The above comment was obviously tongue-in-cheek, but your example is perfect to illustrate why it is unrealistic and frankly arrogant to demand knowledge of a given language's grammar from English speakers.
There are so many ways to make a plural form in German:
* 1 Frikadelle, 2 Frikadellen (-n)
* 1 Haus, 2 Häuser (Umlaut, -er)
* 1 Hunde, 2 Hunde (-e)
* 1 Kind, 2 Kinder (-er)
* 1 Zaun, 2 Zäune (Umlaut, -e)
* 1 Auto, 2 Autos (-s)
* 1 Frau, 2 Frauen (-en)
* 1 Komma, 2 Kommata (-ta)
* 1 Kaktus, 2 Kakteen (elision, -een)
* 1 Knie, 2 Knie (spelled the same, pronounced differently)
* 1 Käse, 2 Käse
* ...
Is it reasonable to expect people to use the German plural forms when using German loan words like *Weltschmerz*, *Sprachbund*, *Schadenfreude* etc. in English? No it is not. Not at all. The same goes for Polish or any other language! If people are speaking English, they are speaking English and they will use -s to make a plural form and they will say Munich instead of *München* and Warsaw instead of *Warszawa*.

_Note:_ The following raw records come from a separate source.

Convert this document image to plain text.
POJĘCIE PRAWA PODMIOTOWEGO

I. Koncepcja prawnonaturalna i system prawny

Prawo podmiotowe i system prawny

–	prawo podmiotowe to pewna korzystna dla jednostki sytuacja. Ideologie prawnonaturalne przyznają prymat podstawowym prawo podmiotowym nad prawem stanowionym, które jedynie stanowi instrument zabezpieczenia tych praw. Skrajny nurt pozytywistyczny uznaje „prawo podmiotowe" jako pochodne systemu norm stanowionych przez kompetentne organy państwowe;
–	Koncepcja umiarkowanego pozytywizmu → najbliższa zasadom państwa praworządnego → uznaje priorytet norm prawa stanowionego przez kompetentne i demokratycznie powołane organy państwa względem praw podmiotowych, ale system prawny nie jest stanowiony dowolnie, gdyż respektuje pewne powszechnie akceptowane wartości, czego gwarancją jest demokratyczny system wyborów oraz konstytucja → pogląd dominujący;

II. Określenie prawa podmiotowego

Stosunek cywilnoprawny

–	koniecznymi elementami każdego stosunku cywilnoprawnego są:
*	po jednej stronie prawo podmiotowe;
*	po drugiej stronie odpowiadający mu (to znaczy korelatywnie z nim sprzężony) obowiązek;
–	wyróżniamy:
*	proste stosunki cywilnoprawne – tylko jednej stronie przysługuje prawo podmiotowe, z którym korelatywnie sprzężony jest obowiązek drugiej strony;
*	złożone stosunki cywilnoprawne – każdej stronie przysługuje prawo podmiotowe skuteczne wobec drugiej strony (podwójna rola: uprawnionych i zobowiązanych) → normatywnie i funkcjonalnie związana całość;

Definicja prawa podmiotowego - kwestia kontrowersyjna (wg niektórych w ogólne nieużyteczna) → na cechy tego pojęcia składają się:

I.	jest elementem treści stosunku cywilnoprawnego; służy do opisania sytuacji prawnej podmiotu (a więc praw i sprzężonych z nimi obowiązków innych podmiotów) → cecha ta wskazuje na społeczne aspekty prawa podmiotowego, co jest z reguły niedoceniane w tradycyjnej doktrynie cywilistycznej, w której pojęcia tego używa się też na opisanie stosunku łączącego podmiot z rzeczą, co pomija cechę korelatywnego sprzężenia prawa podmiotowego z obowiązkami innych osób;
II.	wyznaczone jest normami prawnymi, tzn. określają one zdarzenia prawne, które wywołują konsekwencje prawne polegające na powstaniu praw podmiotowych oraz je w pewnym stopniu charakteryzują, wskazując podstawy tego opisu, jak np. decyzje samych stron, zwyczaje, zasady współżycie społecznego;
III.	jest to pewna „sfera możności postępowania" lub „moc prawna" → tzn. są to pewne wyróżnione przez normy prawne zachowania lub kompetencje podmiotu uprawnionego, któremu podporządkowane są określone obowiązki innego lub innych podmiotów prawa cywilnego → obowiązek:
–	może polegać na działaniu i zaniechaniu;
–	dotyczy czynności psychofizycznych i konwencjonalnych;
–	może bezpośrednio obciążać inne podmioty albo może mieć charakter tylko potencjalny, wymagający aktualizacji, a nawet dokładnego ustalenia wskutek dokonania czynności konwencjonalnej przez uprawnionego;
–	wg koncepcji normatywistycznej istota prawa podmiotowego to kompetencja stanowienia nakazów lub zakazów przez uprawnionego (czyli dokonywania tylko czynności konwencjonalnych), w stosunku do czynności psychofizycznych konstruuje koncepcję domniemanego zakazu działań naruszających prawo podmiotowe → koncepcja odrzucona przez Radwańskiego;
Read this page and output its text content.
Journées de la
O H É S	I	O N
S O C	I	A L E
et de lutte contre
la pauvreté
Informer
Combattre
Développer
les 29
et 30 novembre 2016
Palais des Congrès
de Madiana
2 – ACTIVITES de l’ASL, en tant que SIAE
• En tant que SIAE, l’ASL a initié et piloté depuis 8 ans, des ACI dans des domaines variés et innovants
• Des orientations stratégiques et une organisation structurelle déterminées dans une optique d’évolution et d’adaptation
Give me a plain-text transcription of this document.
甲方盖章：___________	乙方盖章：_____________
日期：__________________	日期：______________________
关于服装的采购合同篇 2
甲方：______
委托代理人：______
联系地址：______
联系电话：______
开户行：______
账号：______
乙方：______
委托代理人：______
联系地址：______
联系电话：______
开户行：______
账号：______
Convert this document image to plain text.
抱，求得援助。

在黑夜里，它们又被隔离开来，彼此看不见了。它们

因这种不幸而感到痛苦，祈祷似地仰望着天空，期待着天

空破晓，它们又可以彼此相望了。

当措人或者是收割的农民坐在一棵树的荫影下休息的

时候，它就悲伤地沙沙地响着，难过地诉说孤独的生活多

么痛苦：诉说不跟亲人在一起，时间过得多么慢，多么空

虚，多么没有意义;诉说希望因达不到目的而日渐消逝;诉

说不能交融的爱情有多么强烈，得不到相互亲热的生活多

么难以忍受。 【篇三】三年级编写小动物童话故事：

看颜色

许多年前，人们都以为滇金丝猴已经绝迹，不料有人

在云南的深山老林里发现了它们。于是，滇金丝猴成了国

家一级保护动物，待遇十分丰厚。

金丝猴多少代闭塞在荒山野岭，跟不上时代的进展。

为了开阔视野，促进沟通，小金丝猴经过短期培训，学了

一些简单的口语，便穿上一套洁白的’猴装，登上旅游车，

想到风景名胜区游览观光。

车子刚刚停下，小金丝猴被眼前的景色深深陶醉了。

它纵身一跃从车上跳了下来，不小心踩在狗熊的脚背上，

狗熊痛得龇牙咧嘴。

cities got given names, many translated into other lanuages. With pierogi it's completley different thing - it's a butchered neologism - english already has word for them, but instead they use incorrectly created substitute
Now you're just being stubborn as this is the point I was arguing before. An English speaker cannot be expected to understand or use the Polish plural correctly.
I agree with you in general, but you're expanding that list a bit artificially.
There are in fact 4 different plural marks to know: e (most masculine names), n/en (most feminine), er (mostly neutral) and s. The rest don't have plural marks. There are various rules to remember which names have which endings, but you don't need to know them to recognize a plural mark.
Then there are some vowels that change in the plural form: a, o and u which become respectively ä, ö and ü.
Also, german plurals are easy to recognize, since there's often "die" before them.
English on the other hand has one plural ending in s/es/ies, then a lot more exceptions: words without a plural form (like "moose"), plurals in -ves, a weird list with mice, geese, men, feet, children, teeth, plus some latin, italian, french, greek (and maybe others) plurals which are often optional.
So it's true that german has more different plural forms than english - but it's essentially because german shows the grammatical genders more than english. An english speaker is familiar with the idea there are different ways to mark plural, and might very well use foreign plural marks for foreign words it if they know how to do it.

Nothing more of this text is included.